15,907 respiratory samples were analysed by PCR with 7941 positive (50%) of which 52% were in children. 806 samples from NICU patients (76334 inpatient days) yielded 158 (19.6%) positives in 90 babies (median gestation 29 weeks, IQR 26–34). There were no differences in the number of RVIs between Spring/Summer (n = 46) and Autumn/Winter (n = 44) periods. 71% of babies positive for RVIs had rhinovirus, 8% RSV and 6% H1N1. Almost half of all infected babies required escalation of respiratory support especially those <28 weeks gestation who required ventilation or ECMO (38%). Three babies died, one with rhinovirus and 2 (of 5 infected) with H1N1. 35% of preterm infants required home oxygen.

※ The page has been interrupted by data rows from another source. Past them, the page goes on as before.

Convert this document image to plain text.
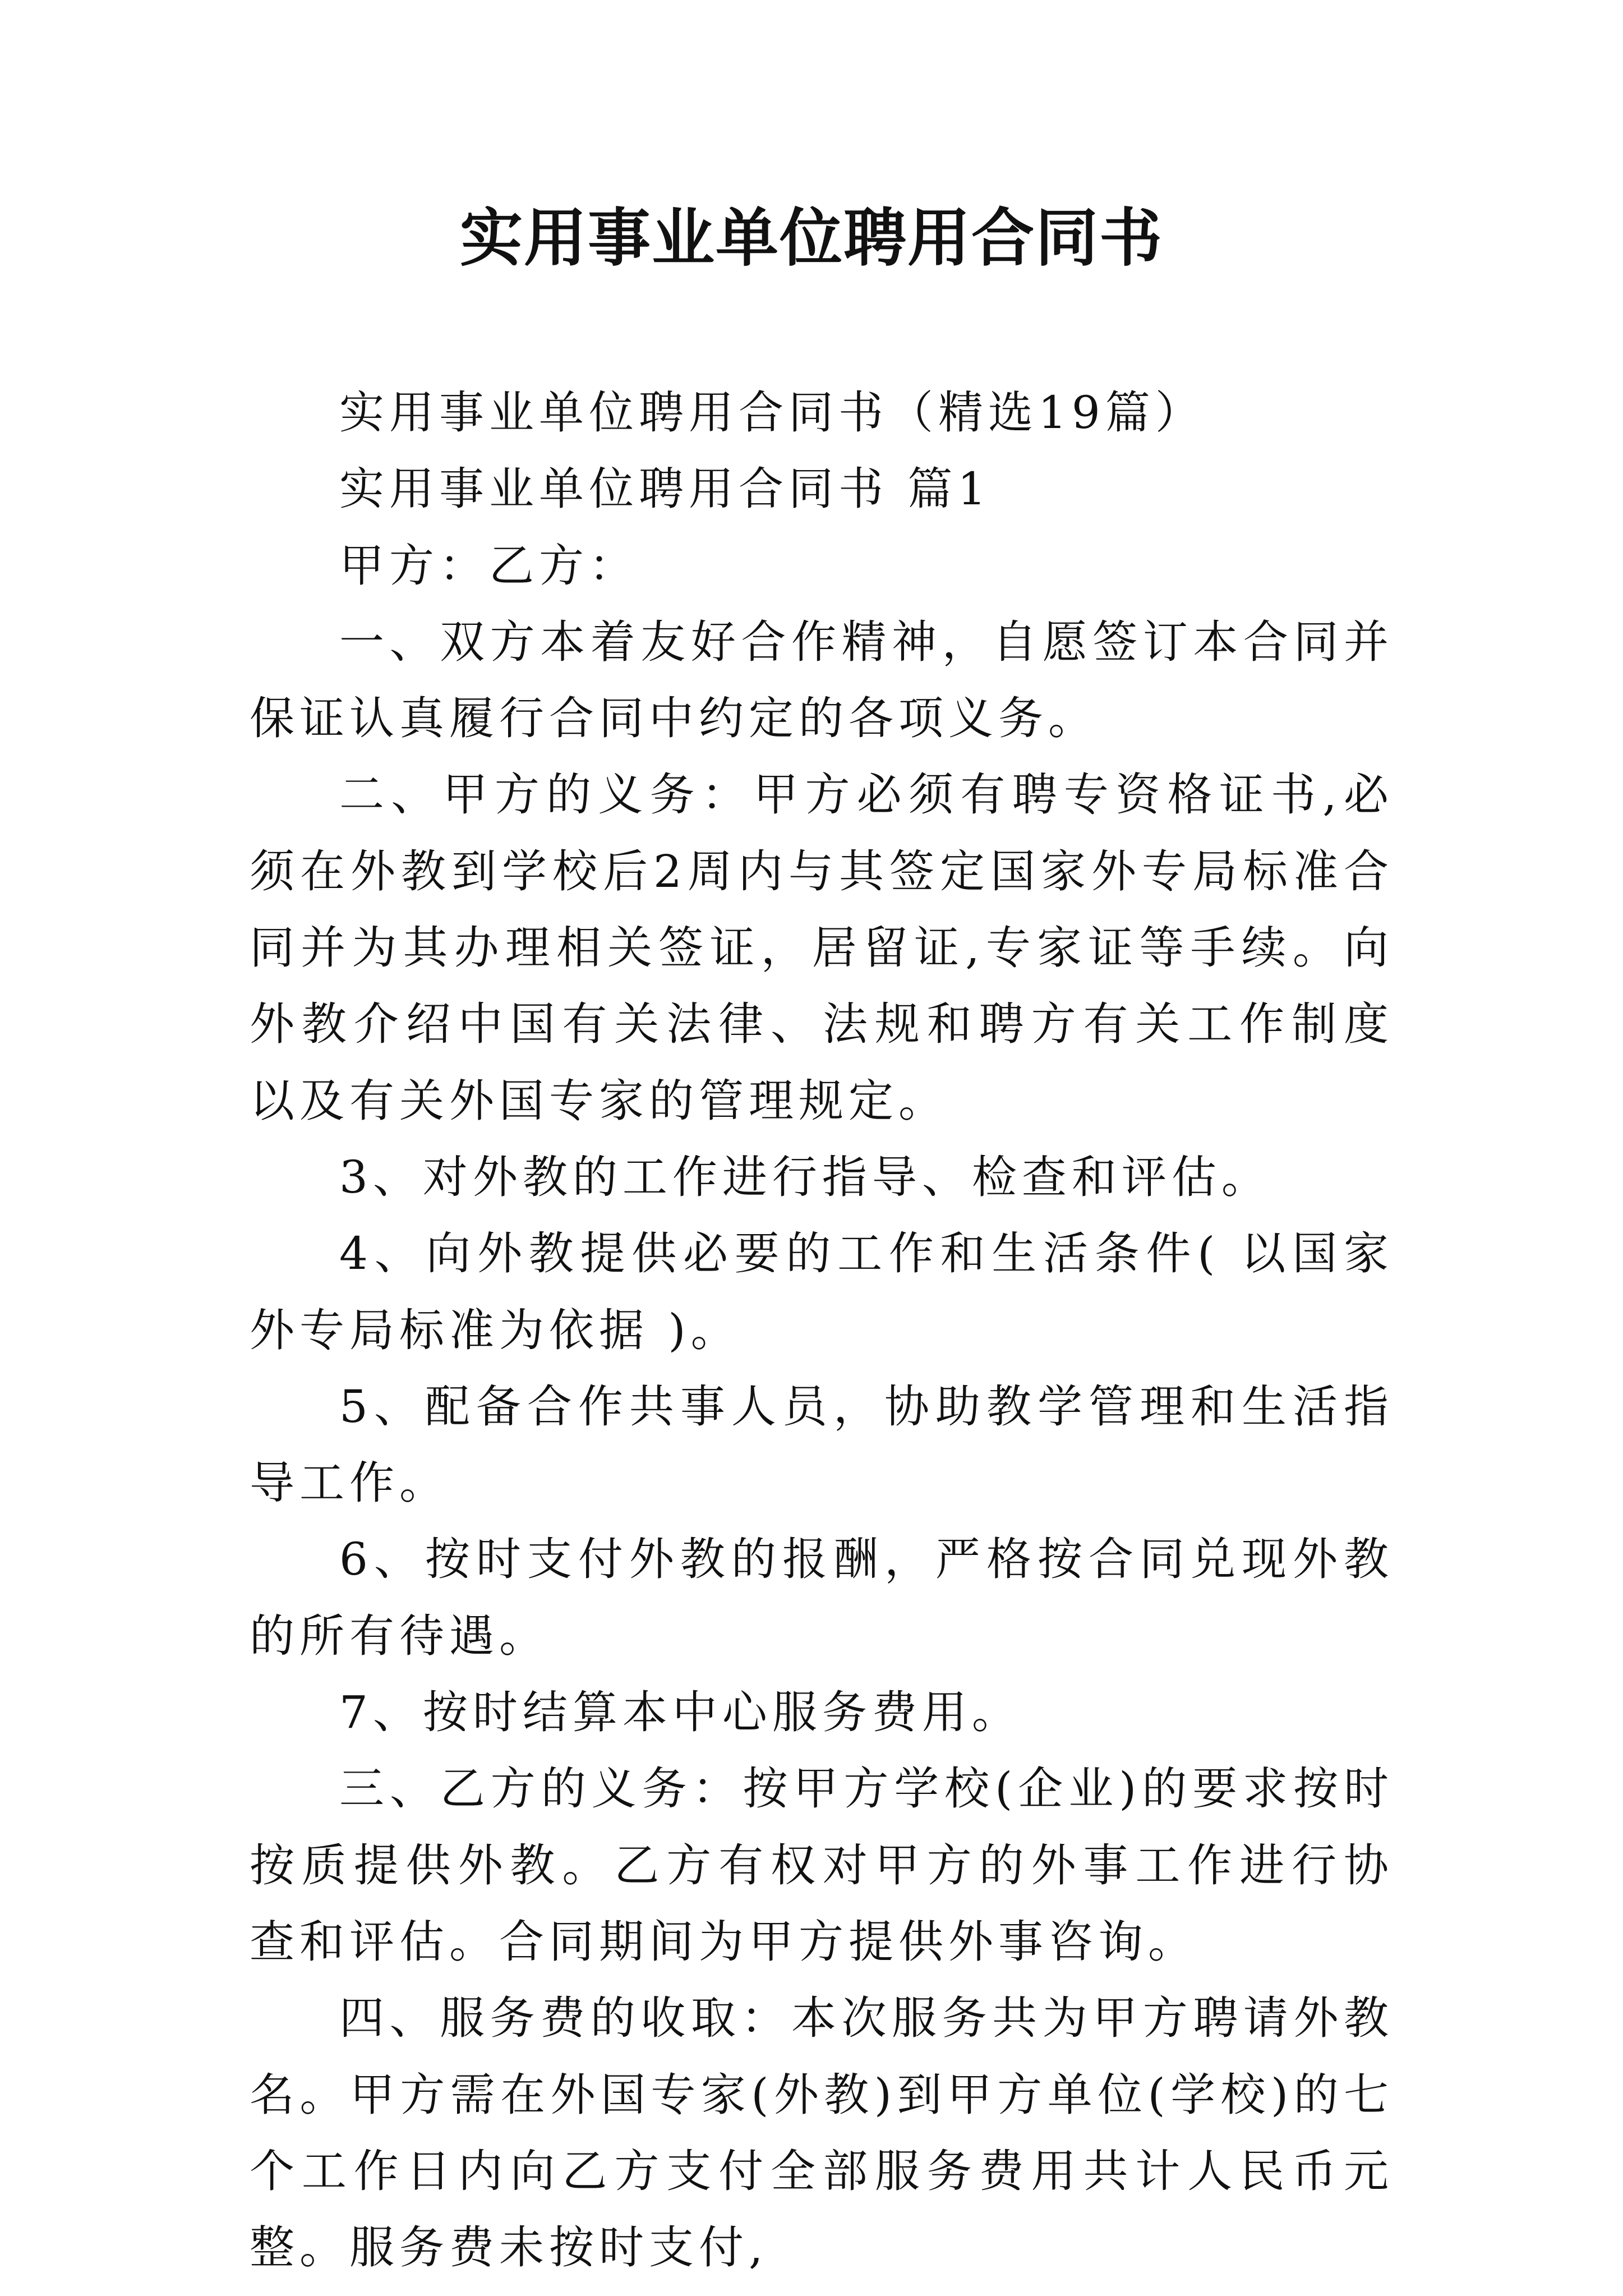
实用事业单位聘用合同书

实用事业单位聘用合同书（精选19篇）

实用事业单位聘用合同书 篇1

甲方：乙方：

一、双方本着友好合作精神，自愿签订本合同并保证认真履行合同中约定的各项义务。

二、甲方的义务：甲方必须有聘专资格证书,必须在外教到学校后2周内与其签定国家外专局标准合同并为其办理相关签证，居留证,专家证等手续。向外教介绍中国有关法律、法规和聘方有关工作制度以及有关外国专家的管理规定。

3、对外教的工作进行指导、检查和评估。

4、向外教提供必要的工作和生活条件( 以国家外专局标准为依据 )。

5、配备合作共事人员，协助教学管理和生活指导工作。

6、按时支付外教的报酬，严格按合同兑现外教的所有待遇。

7、按时结算本中心服务费用。

三、乙方的义务：按甲方学校(企业)的要求按时按质提供外教。乙方有权对甲方的外事工作进行协查和评估。合同期间为甲方提供外事咨询。

四、服务费的收取：本次服务共为甲方聘请外教名。甲方需在外国专家(外教)到甲方单位(学校)的七个工作日内向乙方支付全部服务费用共计人民币元整。服务费未按时支付,
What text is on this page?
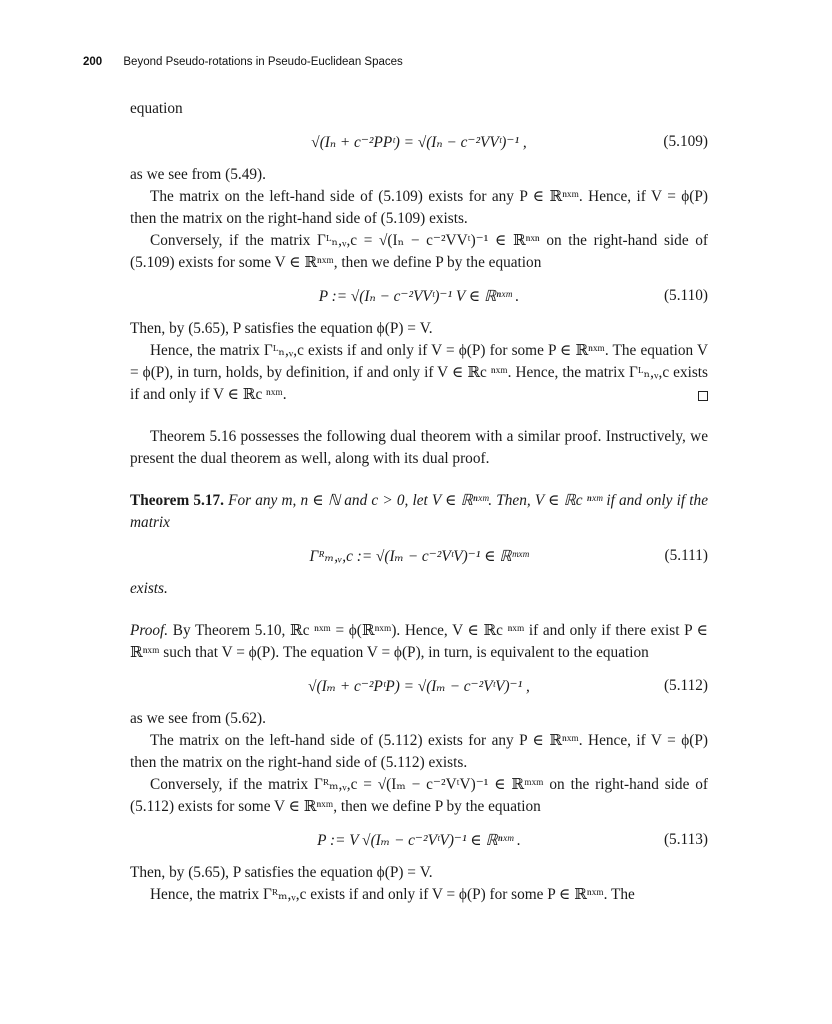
200 Beyond Pseudo-rotations in Pseudo-Euclidean Spaces

equation

√(Iₙ + c⁻²PPᵗ) = √(Iₙ − c⁻²VVᵗ)⁻¹ ,	(5.109)

as we see from (5.49).

The matrix on the left-hand side of (5.109) exists for any P ∈ ℝⁿˣᵐ. Hence, if V = ϕ(P) then the matrix on the right-hand side of (5.109) exists.

Conversely, if the matrix Γᴸₙ,ᵥ,c = √(Iₙ − c⁻²VVᵗ)⁻¹ ∈ ℝⁿˣⁿ on the right-hand side of (5.109) exists for some V ∈ ℝⁿˣᵐ, then we define P by the equation

P := √(Iₙ − c⁻²VVᵗ)⁻¹ V ∈ ℝⁿˣᵐ .	(5.110)

Then, by (5.65), P satisfies the equation ϕ(P) = V.

Hence, the matrix Γᴸₙ,ᵥ,c exists if and only if V = ϕ(P) for some P ∈ ℝⁿˣᵐ. The equation V = ϕ(P), in turn, holds, by definition, if and only if V ∈ ℝc ⁿˣᵐ. Hence, the matrix Γᴸₙ,ᵥ,c exists if and only if V ∈ ℝc ⁿˣᵐ.

Theorem 5.16 possesses the following dual theorem with a similar proof. Instructively, we present the dual theorem as well, along with its dual proof.

Theorem 5.17. For any m, n ∈ ℕ and c > 0, let V ∈ ℝⁿˣᵐ. Then, V ∈ ℝc ⁿˣᵐ if and only if the matrix

Γᴿₘ,ᵥ,c := √(Iₘ − c⁻²VᵗV)⁻¹ ∈ ℝᵐˣᵐ	(5.111)

exists.

Proof. By Theorem 5.10, ℝc ⁿˣᵐ = ϕ(ℝⁿˣᵐ). Hence, V ∈ ℝc ⁿˣᵐ if and only if there exist P ∈ ℝⁿˣᵐ such that V = ϕ(P). The equation V = ϕ(P), in turn, is equivalent to the equation

√(Iₘ + c⁻²PᵗP) = √(Iₘ − c⁻²VᵗV)⁻¹ ,	(5.112)

as we see from (5.62).

The matrix on the left-hand side of (5.112) exists for any P ∈ ℝⁿˣᵐ. Hence, if V = ϕ(P) then the matrix on the right-hand side of (5.112) exists.

Conversely, if the matrix Γᴿₘ,ᵥ,c = √(Iₘ − c⁻²VᵗV)⁻¹ ∈ ℝᵐˣᵐ on the right-hand side of (5.112) exists for some V ∈ ℝⁿˣᵐ, then we define P by the equation

P := V √(Iₘ − c⁻²VᵗV)⁻¹ ∈ ℝⁿˣᵐ .	(5.113)

Then, by (5.65), P satisfies the equation ϕ(P) = V.

Hence, the matrix Γᴿₘ,ᵥ,c exists if and only if V = ϕ(P) for some P ∈ ℝⁿˣᵐ. The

This is the largest UK series detailing RVIs in NICU patients. Although RVIs are uncommon, our study demonstrates significant associated morbidity, especially with rhinovirus, and significant mortality during the H1N1 pandemic. Subclinical RVIs can occur in the NICU1 and coupled with our data suggests we need to explore better ways of minimising the impact of RVIs in this vulnerable population.